First fire in W. Galilee on Day Two of Carmel blaze. Arson seen spreading

A suspected arson attack on the West Galilee village of Tal El east of Acre, near a cluster of Arab villages, Friday night, Dec. 2, strengthened the suspicion gaining ground among police and military circles on Day Two of the fiercely rampant Carmel blaze, that Israel may also be beset by a wave of deliberately-set fires. Officers talking to debkafile's sources did not identity the hand behind these attacks, commenting only that Israel appears to be confronted with a new kind of warfare outside its experience.
As night fell high over the Carmel range and the planes withdrew, the flames kept on returning to places where they had been extinguished by exhausted Israeli firefighters with the help of crews and special planes from a dozen countries. Bet Oren, Haifa's Danya suburb and Haifa University are again in the path of the fire.

An deliberate attempt to set on fire the fields of Mishmar Henegev in the south, not far from a military base was hardly noticed amid the agonizing effort to beat back the awesome flames of the biggest fire disaster Israel has ever faced. Seventeen endangered locations were partly or fully evacuated leaving more than 17,000 in temporary shelters.

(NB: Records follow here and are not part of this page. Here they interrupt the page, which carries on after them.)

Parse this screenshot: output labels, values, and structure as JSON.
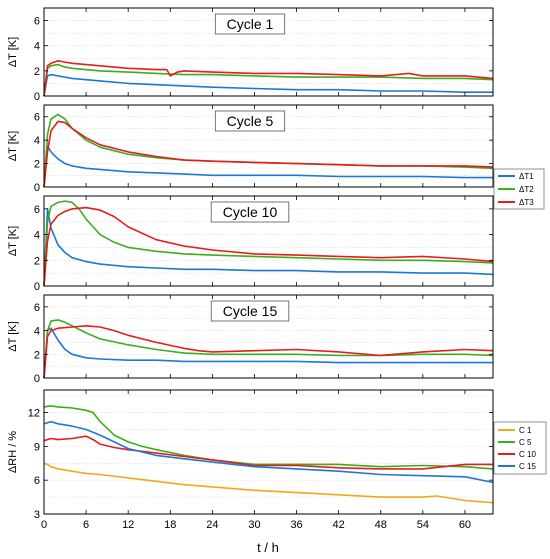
{
  "figure": {
    "xlabel": "t / h",
    "x_ticks": [
      0,
      6,
      12,
      18,
      24,
      30,
      36,
      42,
      48,
      54,
      60
    ],
    "xlim": [
      0,
      64
    ]
  },
  "chart_data": [
    {
      "type": "line",
      "title": "Cycle 1",
      "ylabel": "ΔT [K]",
      "ylim": [
        0,
        7
      ],
      "y_ticks": [
        0,
        2,
        4,
        6
      ],
      "grid": true,
      "series": [
        {
          "name": "ΔT1",
          "color": "#1f77d4",
          "x": [
            0,
            0.5,
            1,
            2,
            4,
            6,
            8,
            12,
            16,
            20,
            24,
            30,
            36,
            42,
            48,
            54,
            60,
            64
          ],
          "y": [
            0,
            1.6,
            1.7,
            1.6,
            1.4,
            1.3,
            1.2,
            1.0,
            0.9,
            0.8,
            0.7,
            0.6,
            0.5,
            0.5,
            0.4,
            0.4,
            0.3,
            0.3
          ]
        },
        {
          "name": "ΔT2",
          "color": "#3cae1c",
          "x": [
            0,
            0.5,
            1,
            2,
            3,
            4,
            6,
            8,
            12,
            16,
            20,
            24,
            30,
            36,
            42,
            48,
            54,
            60,
            64
          ],
          "y": [
            0,
            2.2,
            2.4,
            2.5,
            2.3,
            2.2,
            2.1,
            2.0,
            1.9,
            1.8,
            1.7,
            1.7,
            1.6,
            1.5,
            1.5,
            1.5,
            1.4,
            1.4,
            1.3
          ]
        },
        {
          "name": "ΔT3",
          "color": "#e81c1c",
          "x": [
            0,
            0.5,
            1,
            2,
            3,
            4,
            6,
            8,
            12,
            16,
            17.5,
            18,
            19,
            20,
            24,
            30,
            36,
            42,
            48,
            52,
            54,
            60,
            64
          ],
          "y": [
            0,
            2.4,
            2.6,
            2.8,
            2.7,
            2.6,
            2.5,
            2.4,
            2.2,
            2.1,
            2.1,
            1.6,
            1.9,
            2.0,
            1.9,
            1.8,
            1.8,
            1.7,
            1.6,
            1.8,
            1.6,
            1.6,
            1.4
          ]
        }
      ]
    },
    {
      "type": "line",
      "title": "Cycle 5",
      "ylabel": "ΔT [K]",
      "ylim": [
        0,
        7
      ],
      "y_ticks": [
        0,
        2,
        4,
        6
      ],
      "grid": true,
      "series": [
        {
          "name": "ΔT1",
          "color": "#1f77d4",
          "x": [
            0,
            0.5,
            1,
            2,
            3,
            4,
            6,
            8,
            12,
            16,
            20,
            24,
            30,
            36,
            42,
            48,
            54,
            60,
            64
          ],
          "y": [
            0,
            3.5,
            3.0,
            2.4,
            2.0,
            1.8,
            1.6,
            1.5,
            1.3,
            1.2,
            1.1,
            1.0,
            1.0,
            1.0,
            0.9,
            0.9,
            0.9,
            0.8,
            0.8
          ]
        },
        {
          "name": "ΔT2",
          "color": "#3cae1c",
          "x": [
            0,
            0.5,
            1,
            2,
            3,
            4,
            6,
            8,
            12,
            16,
            20,
            24,
            30,
            36,
            42,
            48,
            54,
            60,
            64
          ],
          "y": [
            0,
            4.5,
            5.8,
            6.2,
            5.8,
            5.0,
            4.0,
            3.4,
            2.8,
            2.5,
            2.3,
            2.2,
            2.1,
            2.0,
            1.9,
            1.8,
            1.8,
            1.7,
            1.6
          ]
        },
        {
          "name": "ΔT3",
          "color": "#e81c1c",
          "x": [
            0,
            0.5,
            1,
            2,
            3,
            4,
            6,
            8,
            12,
            16,
            20,
            24,
            30,
            36,
            42,
            48,
            54,
            60,
            64
          ],
          "y": [
            0,
            3.0,
            4.8,
            5.6,
            5.5,
            5.0,
            4.2,
            3.6,
            3.0,
            2.6,
            2.3,
            2.2,
            2.1,
            2.0,
            1.9,
            1.8,
            1.8,
            1.8,
            1.7
          ]
        }
      ]
    },
    {
      "type": "line",
      "title": "Cycle 10",
      "ylabel": "ΔT [K]",
      "ylim": [
        0,
        7
      ],
      "y_ticks": [
        0,
        2,
        4,
        6
      ],
      "grid": true,
      "series": [
        {
          "name": "ΔT1",
          "color": "#1f77d4",
          "x": [
            0,
            0.5,
            1,
            2,
            3,
            4,
            6,
            8,
            12,
            16,
            20,
            24,
            30,
            36,
            42,
            48,
            54,
            60,
            64
          ],
          "y": [
            0,
            6.0,
            4.5,
            3.2,
            2.6,
            2.2,
            1.9,
            1.7,
            1.5,
            1.4,
            1.3,
            1.3,
            1.2,
            1.2,
            1.1,
            1.1,
            1.0,
            1.0,
            0.9
          ]
        },
        {
          "name": "ΔT2",
          "color": "#3cae1c",
          "x": [
            0,
            0.5,
            1,
            2,
            3,
            4,
            5,
            6,
            8,
            10,
            12,
            16,
            20,
            24,
            30,
            36,
            42,
            48,
            54,
            60,
            64
          ],
          "y": [
            0,
            5.0,
            6.2,
            6.5,
            6.6,
            6.5,
            6.0,
            5.2,
            4.0,
            3.4,
            3.0,
            2.7,
            2.5,
            2.4,
            2.3,
            2.2,
            2.1,
            2.0,
            2.0,
            1.9,
            1.8
          ]
        },
        {
          "name": "ΔT3",
          "color": "#e81c1c",
          "x": [
            0,
            0.5,
            1,
            2,
            3,
            4,
            6,
            8,
            10,
            12,
            16,
            20,
            24,
            30,
            36,
            42,
            48,
            54,
            60,
            64
          ],
          "y": [
            0,
            3.5,
            4.8,
            5.5,
            5.8,
            6.0,
            6.1,
            5.9,
            5.4,
            4.6,
            3.6,
            3.1,
            2.8,
            2.5,
            2.4,
            2.3,
            2.2,
            2.3,
            2.1,
            1.9
          ]
        }
      ]
    },
    {
      "type": "line",
      "title": "Cycle 15",
      "ylabel": "ΔT [K]",
      "ylim": [
        0,
        7
      ],
      "y_ticks": [
        0,
        2,
        4,
        6
      ],
      "grid": true,
      "series": [
        {
          "name": "ΔT1",
          "color": "#1f77d4",
          "x": [
            0,
            0.5,
            1,
            2,
            3,
            4,
            6,
            8,
            12,
            16,
            20,
            24,
            30,
            36,
            42,
            48,
            54,
            60,
            64
          ],
          "y": [
            0,
            4.0,
            4.2,
            3.2,
            2.4,
            2.0,
            1.7,
            1.6,
            1.5,
            1.5,
            1.4,
            1.4,
            1.4,
            1.4,
            1.3,
            1.3,
            1.3,
            1.3,
            1.3
          ]
        },
        {
          "name": "ΔT2",
          "color": "#3cae1c",
          "x": [
            0,
            0.5,
            1,
            2,
            3,
            4,
            6,
            8,
            12,
            16,
            20,
            24,
            30,
            36,
            42,
            48,
            54,
            60,
            64
          ],
          "y": [
            0,
            4.0,
            4.8,
            4.9,
            4.7,
            4.4,
            3.8,
            3.3,
            2.8,
            2.4,
            2.1,
            2.0,
            2.0,
            2.0,
            1.9,
            1.9,
            2.0,
            2.0,
            1.9
          ]
        },
        {
          "name": "ΔT3",
          "color": "#e81c1c",
          "x": [
            0,
            0.5,
            1,
            2,
            4,
            6,
            8,
            10,
            12,
            16,
            20,
            22,
            24,
            30,
            36,
            42,
            48,
            54,
            60,
            64
          ],
          "y": [
            0,
            3.5,
            4.0,
            4.2,
            4.3,
            4.4,
            4.3,
            4.0,
            3.6,
            3.0,
            2.5,
            2.3,
            2.2,
            2.3,
            2.4,
            2.2,
            1.9,
            2.2,
            2.4,
            2.3
          ]
        }
      ]
    },
    {
      "type": "line",
      "title": "",
      "ylabel": "ΔRH / %",
      "ylim": [
        3,
        14
      ],
      "y_ticks": [
        3,
        6,
        9,
        12
      ],
      "grid": true,
      "series": [
        {
          "name": "C 1",
          "color": "#f2a81d",
          "x": [
            0,
            0.5,
            1,
            2,
            4,
            6,
            8,
            12,
            16,
            20,
            24,
            30,
            36,
            42,
            48,
            54,
            56,
            60,
            64
          ],
          "y": [
            7.5,
            7.4,
            7.2,
            7.0,
            6.8,
            6.6,
            6.5,
            6.2,
            5.9,
            5.6,
            5.4,
            5.1,
            4.9,
            4.7,
            4.5,
            4.5,
            4.6,
            4.2,
            4.0
          ]
        },
        {
          "name": "C 5",
          "color": "#3cae1c",
          "x": [
            0,
            1,
            2,
            4,
            6,
            7,
            8,
            10,
            12,
            14,
            16,
            20,
            24,
            30,
            36,
            42,
            48,
            54,
            60,
            64
          ],
          "y": [
            12.5,
            12.6,
            12.5,
            12.4,
            12.2,
            12.0,
            11.2,
            10.0,
            9.4,
            9.0,
            8.7,
            8.2,
            7.8,
            7.4,
            7.4,
            7.4,
            7.2,
            7.3,
            7.2,
            7.0
          ]
        },
        {
          "name": "C 10",
          "color": "#e81c1c",
          "x": [
            0,
            1,
            2,
            4,
            6,
            7,
            8,
            10,
            12,
            16,
            20,
            24,
            30,
            36,
            42,
            48,
            54,
            60,
            64
          ],
          "y": [
            9.5,
            9.7,
            9.6,
            9.7,
            9.9,
            9.6,
            9.2,
            8.9,
            8.7,
            8.4,
            8.1,
            7.8,
            7.3,
            7.3,
            7.1,
            7.0,
            7.0,
            7.4,
            7.4
          ]
        },
        {
          "name": "C 15",
          "color": "#1f77d4",
          "x": [
            0,
            1,
            2,
            4,
            6,
            8,
            10,
            12,
            16,
            20,
            24,
            30,
            36,
            42,
            48,
            54,
            60,
            64
          ],
          "y": [
            11.0,
            11.2,
            11.0,
            10.8,
            10.5,
            10.0,
            9.4,
            8.8,
            8.2,
            7.9,
            7.6,
            7.2,
            7.0,
            6.8,
            6.5,
            6.4,
            6.3,
            5.8
          ]
        }
      ]
    }
  ]
}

Arson was strongly suspected as the cause of separate fires erupting in three more places – Kiryat Tivon southeast of Haifa and two outside the Carmel region in Kiryat Bialik north of Haifa and Shfaram to the east.
Northern District Police Chief Shimon Koren reported several firebomb attacks had taken place in the Haifa district Friday, after police backed by an Air Force drone caught two arsonists red-handed lobbing firebombs in several directions from a deserted spot on Mt. Carmel. 

A police ambush backed by an Air Force drone trapped two men who, after looking around and seeing they were alone, lobbed firebombs in several directions.They were not identified except for the fact that they were in their thirties and came from the village of Daliat Hacarmel.   

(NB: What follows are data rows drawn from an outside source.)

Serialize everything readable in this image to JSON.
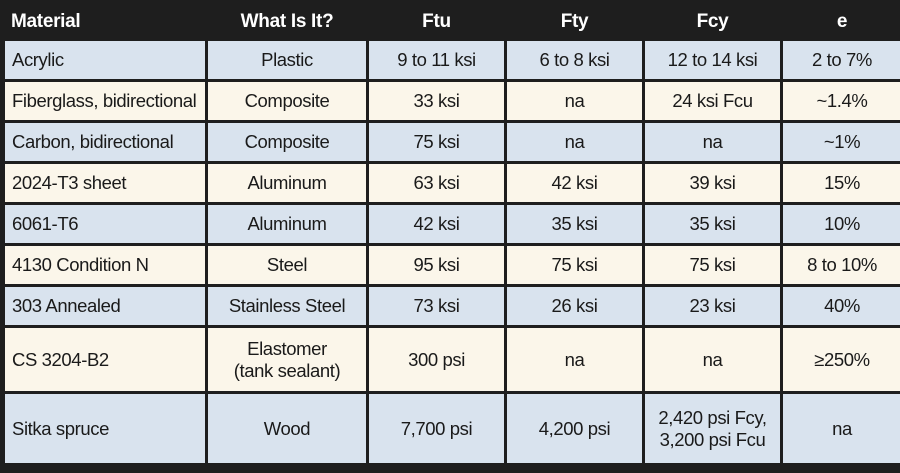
{
  "headers": [
    "Material",
    "What Is It?",
    "Ftu",
    "Fty",
    "Fcy",
    "e"
  ],
  "rows": [
    {
      "material": "Acrylic",
      "type": "Plastic",
      "ftu": "9 to 11 ksi",
      "fty": "6 to 8 ksi",
      "fcy": "12 to 14 ksi",
      "e": "2 to 7%"
    },
    {
      "material": "Fiberglass, bidirectional",
      "type": "Composite",
      "ftu": "33 ksi",
      "fty": "na",
      "fcy": "24 ksi Fcu",
      "e": "~1.4%"
    },
    {
      "material": "Carbon, bidirectional",
      "type": "Composite",
      "ftu": "75 ksi",
      "fty": "na",
      "fcy": "na",
      "e": "~1%"
    },
    {
      "material": "2024-T3 sheet",
      "type": "Aluminum",
      "ftu": "63 ksi",
      "fty": "42 ksi",
      "fcy": "39 ksi",
      "e": "15%"
    },
    {
      "material": "6061-T6",
      "type": "Aluminum",
      "ftu": "42 ksi",
      "fty": "35 ksi",
      "fcy": "35 ksi",
      "e": "10%"
    },
    {
      "material": "4130 Condition N",
      "type": "Steel",
      "ftu": "95 ksi",
      "fty": "75 ksi",
      "fcy": "75 ksi",
      "e": "8 to 10%"
    },
    {
      "material": "303 Annealed",
      "type": "Stainless Steel",
      "ftu": "73 ksi",
      "fty": "26 ksi",
      "fcy": "23 ksi",
      "e": "40%"
    },
    {
      "material": "CS 3204-B2",
      "type_line1": "Elastomer",
      "type_line2": "(tank sealant)",
      "ftu": "300 psi",
      "fty": "na",
      "fcy": "na",
      "e": "≥250%"
    },
    {
      "material": "Sitka spruce",
      "type": "Wood",
      "ftu": "7,700 psi",
      "fty": "4,200 psi",
      "fcy_line1": "2,420 psi Fcy,",
      "fcy_line2": "3,200 psi Fcu",
      "e": "na"
    }
  ],
  "colors": {
    "header_bg": "#1e1e1e",
    "header_text": "#ffffff",
    "row_blue": "#d9e3ee",
    "row_cream": "#fbf6ea"
  }
}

It was initially assumed that the pair was part of a larger network or gang, which had sett fires on the Carmel and later in other parts of the country as part of a deliberate campaign of sabotage. Later, the police played down the incident, claiming the two men had not been handling firebombs but combustible materials and had been released. All the same, the investigators decided to bring the Shin Bet, Israel's domestic security agency, into their inquiry – a pointer to their real thinking.
The fires which broke out Friday night near Bat Shlomo and Haifa's Neve Yaacov were both suspected arson and closed. Highway 70 which connects the area south of Haifa to Galilee.

Friday morning, near Kiryat Bialik, police found an abandoned bike and a wig, apparently abandoned by another arsonist who had apparently disguised himself with a wig and planned to ignite the local gas pump and start a fire that would have spread quickly to the factories of heavily-industrialized Haifa Bay.

Spotting the police, he dumped the wig and made off.

The suspicion of a politically-motivated arson conspiracy was further suggested by the damage caused the bronze statue of Alexander Zaid, the  founder of the pre-state early 20th century Jewish defense organization,  a frequent object of Israeli Arab vandals.

A third attempt to set dense foliage on fire was discovered in near Shefaram. Had it succeeded, a conflagration on the same scale as the Carmel disaster could have swept Western Galilee.

The two-day blaze has covered 35,000 dunams of the Carmel beauty spot, a favorite nature preserve and park of picnickers and nature-lovers, and destroyed at least four million trees.